Generations of Exclusion is a book by two UCLA sociologists, Vila Ortiz and Edward E Telles, published in 2008. It originated in a fair-sized data set (1576 people) collected in 1965, which was rediscovered in 1992. The original respondents and their adult children were interviewed. It shows quite clearly that although second-generation Mexican-Americans averaged more education and higher SES than the first generation, presumably because they knew English, there was no further improvement in the third and fourth generations. The gap remained substantial: the fourth generation had a college completion rate of 6%, compared to a rate of 35% for whites of that same era.
Which is pretty much what you see in New Mexico too, except that here we’re often talking about the fifth, sixth, and seventh generation living in the US
I don’t see much sign that the story is greatly different in Central and South America. Mestizos – whose ancestry is part Amerindian and part European (usually Spanish), make up most of the population in those countries. Their PISA scores are low – lower than those of Hispanics in the US. Performance in science and technology is more important than test performance – but Latin America’s low performance is consistent with their low test scores. This showed up in my Zones of Thought map.
Isn’t there reason to believe that this is all going to change radically for the better in the near future, powered by the strongest force in the Universe, wishful thinking? Nope.
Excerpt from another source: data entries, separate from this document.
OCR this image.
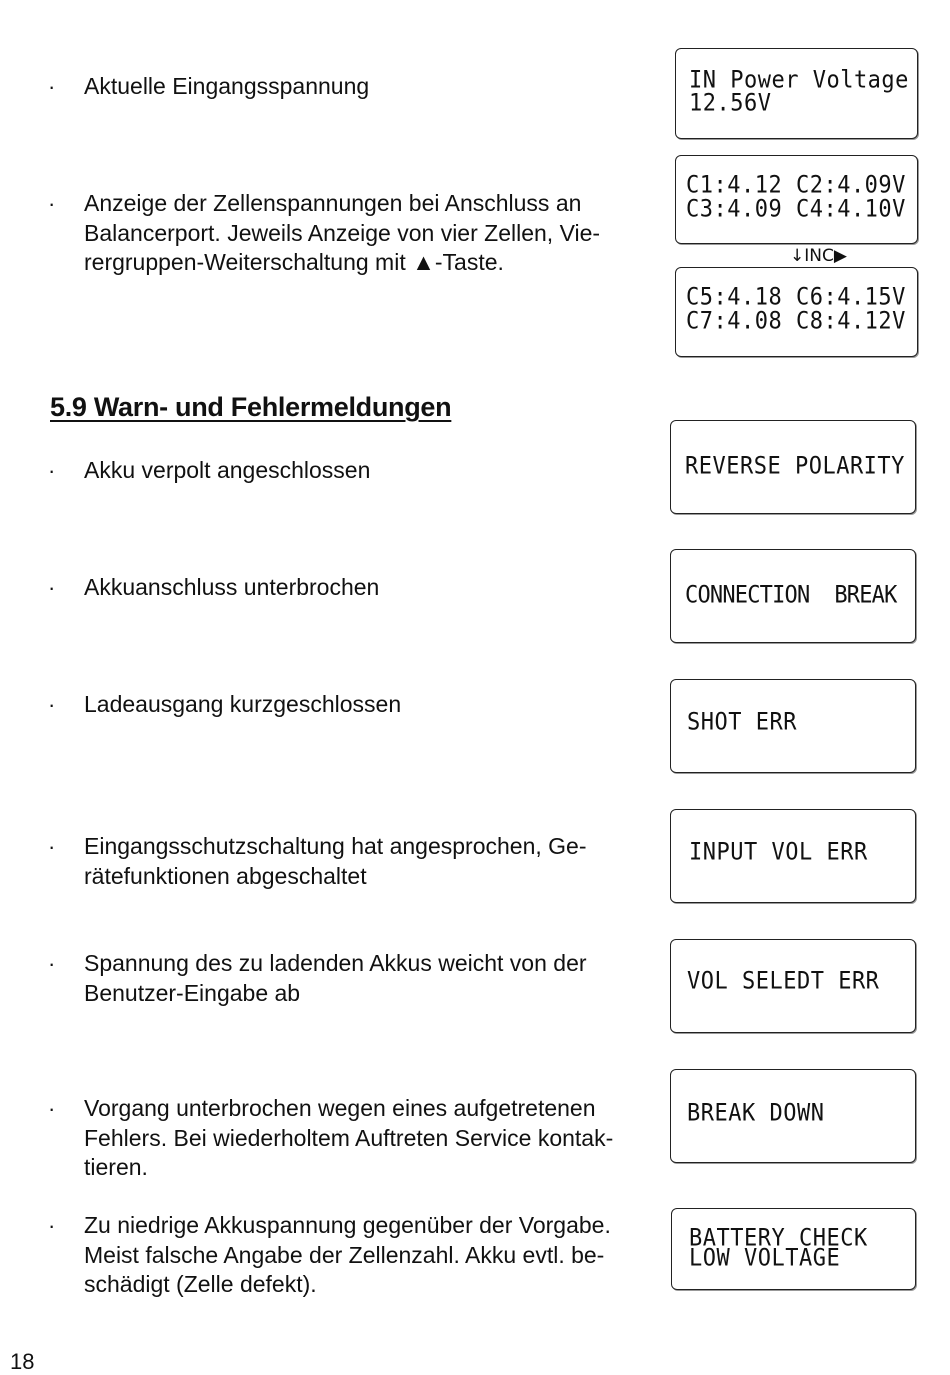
· Aktuelle Eingangsspannung	IN Power Voltage
12.56V
· Anzeige der Zellenspannungen bei Anschluss an
Balancerport. Jeweils Anzeige von vier Zellen, Vie-
rergruppen-Weiterschaltung mit ▲-Taste.
C1:4.12 C2:4.09V
C3:4.09 C4:4.10V
↓INC▶
C5:4.18 C6:4.15V
C7:4.08 C8:4.12V
5.9 Warn- und Fehlermeldungen
· Akku verpolt angeschlossen	REVERSE POLARITY
· Akkuanschluss unterbrochen	CONNECTION  BREAK
· Ladeausgang kurzgeschlossen
SHOT ERR
· Eingangsschutzschaltung hat angesprochen, Ge-
rätefunktionen abgeschaltet
INPUT VOL ERR
· Spannung des zu ladenden Akkus weicht von der
Benutzer-Eingabe ab	VOL SELEDT ERR
· Vorgang unterbrochen wegen eines aufgetretenen
Fehlers. Bei wiederholtem Auftreten Service kontak-
tieren.
BREAK DOWN
· Zu niedrige Akkuspannung gegenüber der Vorgabe.
Meist falsche Angabe der Zellenzahl. Akku evtl. be-
schädigt (Zelle defekt).
BATTERY CHECK
LOW VOLTAGE
18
MR. RUSSERT: But let’s go through the resume a little bit. First, there’s governor of New Mexico. As you well know, they rank states in a whole variety of categories from one being the best, 50th being the worst. This is New Mexico’s scorecard, and you are the governor. Percent of people living below the poverty line, you’re 48. Percent of children below, 48. Median family income, 47. People without health insurance, 49. Children without health insurance, 46. Teen high school dropouts, 47. Death rate due to firearms, 48. Violent crime rate, 46. You’re the very bottom of all those statistics of all 50 states, and you’re the governor for five years.
Of course, when I was a kid, I never thought that would be California's motto.